O clássico que levou o Palmeiras à semifinal da Libertadores teve um riquíssimo duelo de estratégias, a grande condução de bola de Zé Rafael até entregar o primeiro gol a Raphael Veiga, o preciso chute de Dudu para marcar o segundo, mas também a ótima oportunidade desperdiçada por Pablo. Ingredientes sob medida para alimentar um antigo debate: são os técnicos ou os jogadores os que têm mais influência no destino de uma partida?
Quase sempre, trata-se de uma falsa oposição. Porque, como mostraram os 180 minutos do duelo, o futebol é uma complexa soma entre planos de jogo e a execução. Boas decisões nas áreas técnicas podem potencializar ou inibir as capacidades dos jogadores. Mas nada substitui a capacidade de quem executa qualquer plano, bom ou ruim. Nada substitui o talento.

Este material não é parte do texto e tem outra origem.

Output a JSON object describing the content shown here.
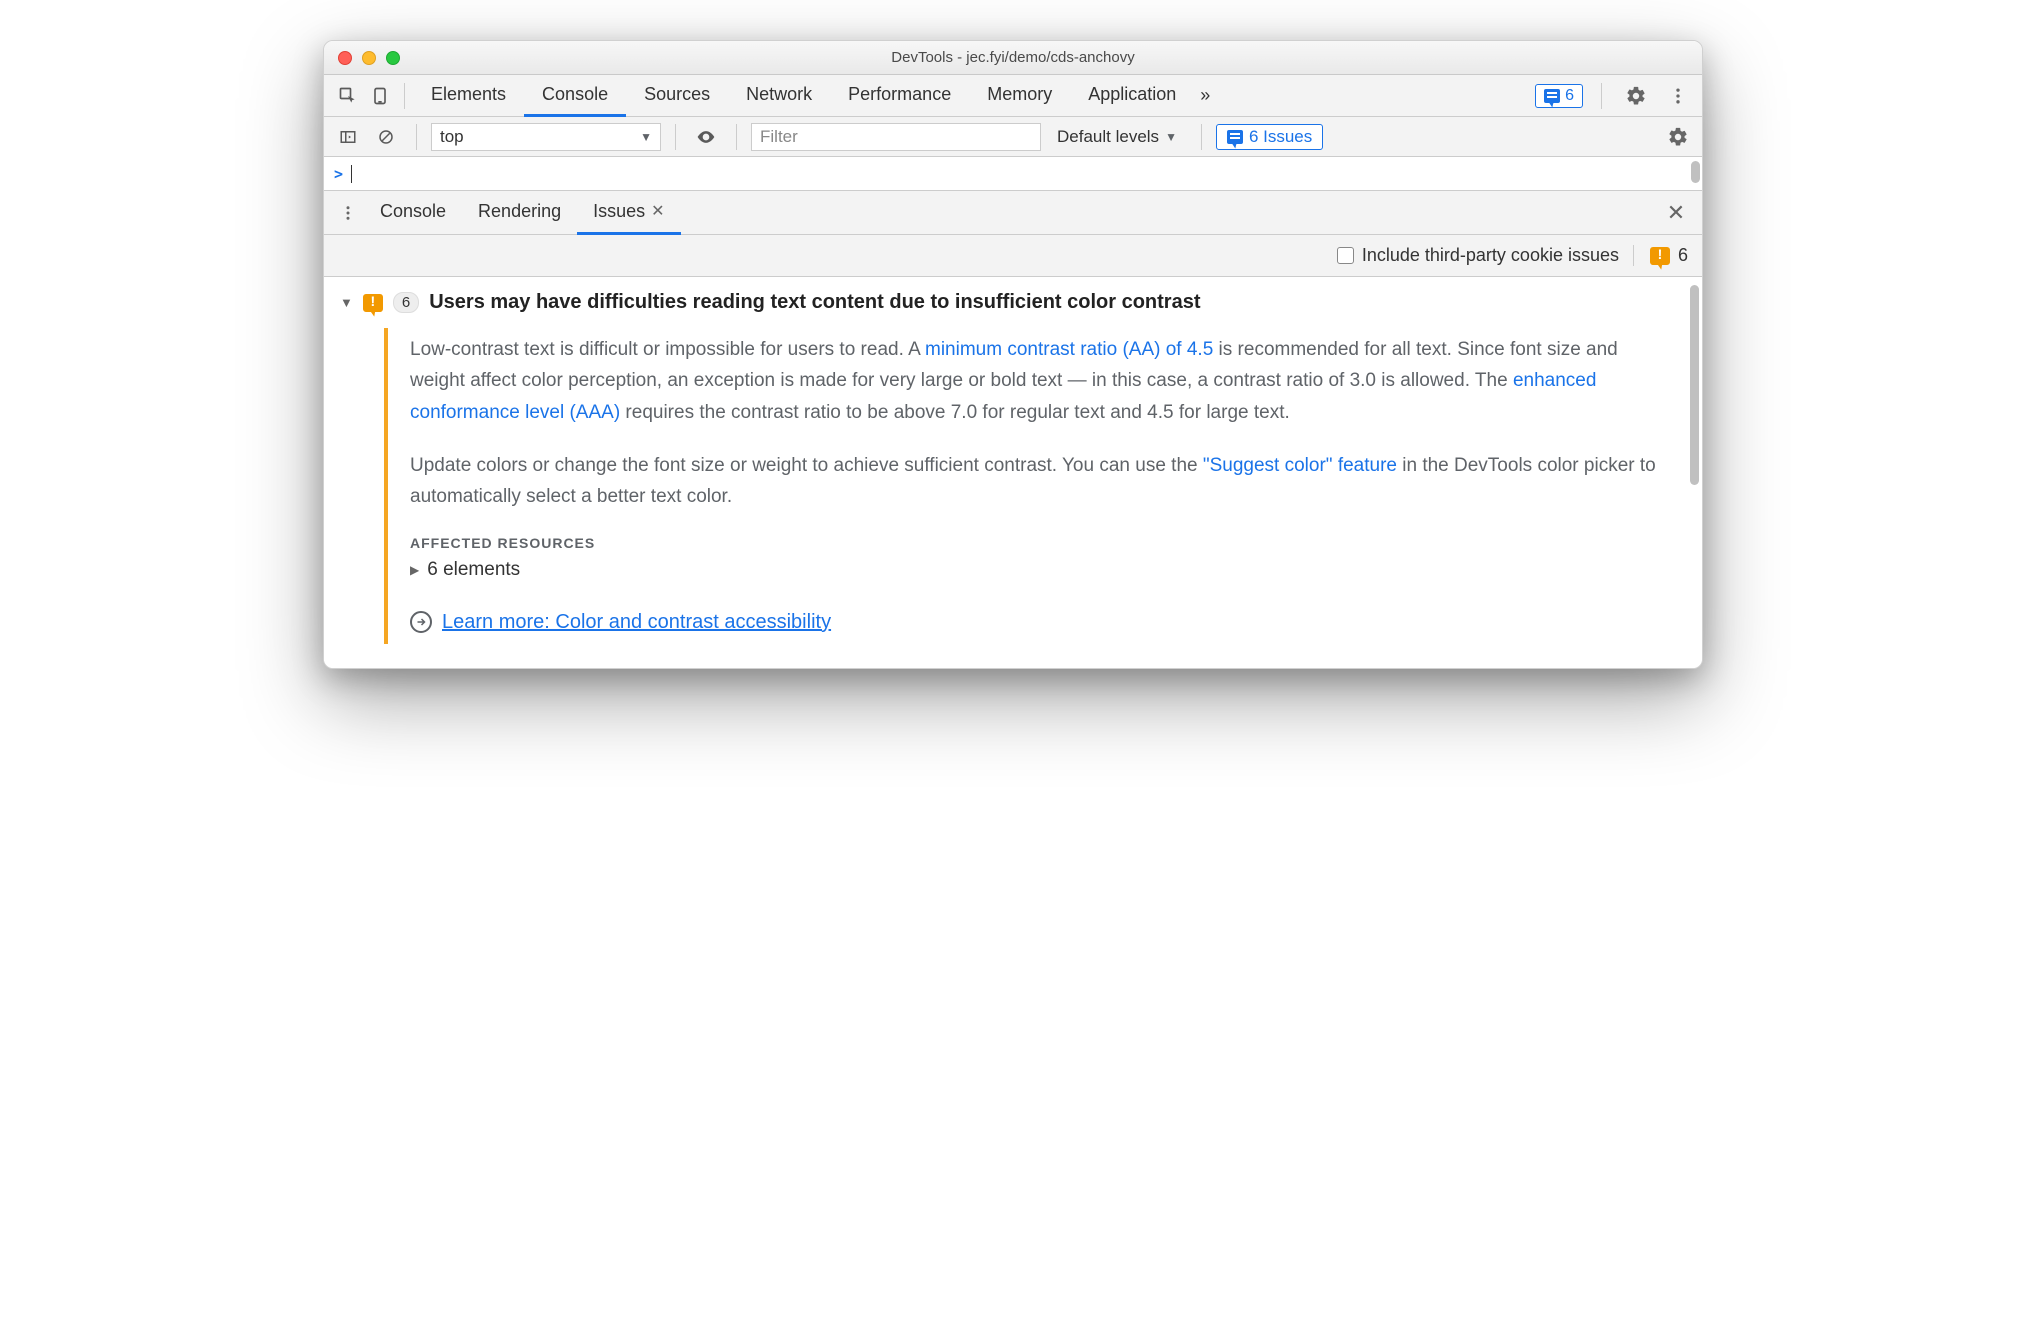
{
  "window": {
    "title": "DevTools - jec.fyi/demo/cds-anchovy"
  },
  "mainTabs": {
    "items": [
      "Elements",
      "Console",
      "Sources",
      "Network",
      "Performance",
      "Memory",
      "Application"
    ],
    "activeIndex": 1,
    "issuesBadgeCount": "6"
  },
  "consoleToolbar": {
    "context": "top",
    "filterPlaceholder": "Filter",
    "levels": "Default levels",
    "issuesLabel": "6 Issues"
  },
  "consolePrompt": ">",
  "drawer": {
    "tabs": [
      "Console",
      "Rendering",
      "Issues"
    ],
    "activeIndex": 2
  },
  "issuesFilter": {
    "includeThirdParty": "Include third-party cookie issues",
    "totalCount": "6"
  },
  "issue": {
    "count": "6",
    "title": "Users may have difficulties reading text content due to insufficient color contrast",
    "para1_a": "Low-contrast text is difficult or impossible for users to read. A ",
    "link1": "minimum contrast ratio (AA) of 4.5",
    "para1_b": " is recommended for all text. Since font size and weight affect color perception, an exception is made for very large or bold text — in this case, a contrast ratio of 3.0 is allowed. The ",
    "link2": "enhanced conformance level (AAA)",
    "para1_c": " requires the contrast ratio to be above 7.0 for regular text and 4.5 for large text.",
    "para2_a": "Update colors or change the font size or weight to achieve sufficient contrast. You can use the ",
    "link3": "\"Suggest color\" feature",
    "para2_b": " in the DevTools color picker to automatically select a better text color.",
    "affectedLabel": "AFFECTED RESOURCES",
    "affectedItem": "6 elements",
    "learnMore": "Learn more: Color and contrast accessibility"
  }
}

É natural o foco em Hernán Crespo. Sua decisão inicial de fazer o São Paulo tentar construir jogadas com Léo como terceiro zagueiro e Gabriel Sara como ala não teve o efeito imaginado. Mas é preciso levar em conta que, após um primeiro tempo em que foi dominado, o argentino moveu o time para o 4-3-3 e reagiu no início do segundo tempo. Por um momento, o Palmeiras perdeu referências de marcação e, num jogo que jamais foi farto em oportunidades ao longo dos 180 minutos, Rigoni deu a Pablo a bola do empate. Mas a precisão do atacante, naquele arremate, não foi a mesma que tivera Veiga e que teria Dudu, momentos depois.
É natural o foco em Abel Ferreira, por sua notável capacidade de adaptar seu time para planos específicos em grandes encontros. Nos dois jogos diante do São Paulo, respondeu à marcação por encaixes individuais do rival organizando os seus próprios encaixes. E diante da mudança tática de Crespo para o segundo jogo, o time soube reorganizar a marcação. Marcos Rocha, que na ida buscava Léo, passou a cuidar de Gabriel Sara, enquanto Raphael Veiga foi vigiar o zagueiro. Dudu ficava responsável por Luan e Wesley por Daniel Alves, cabendo a Rony marcar Miranda.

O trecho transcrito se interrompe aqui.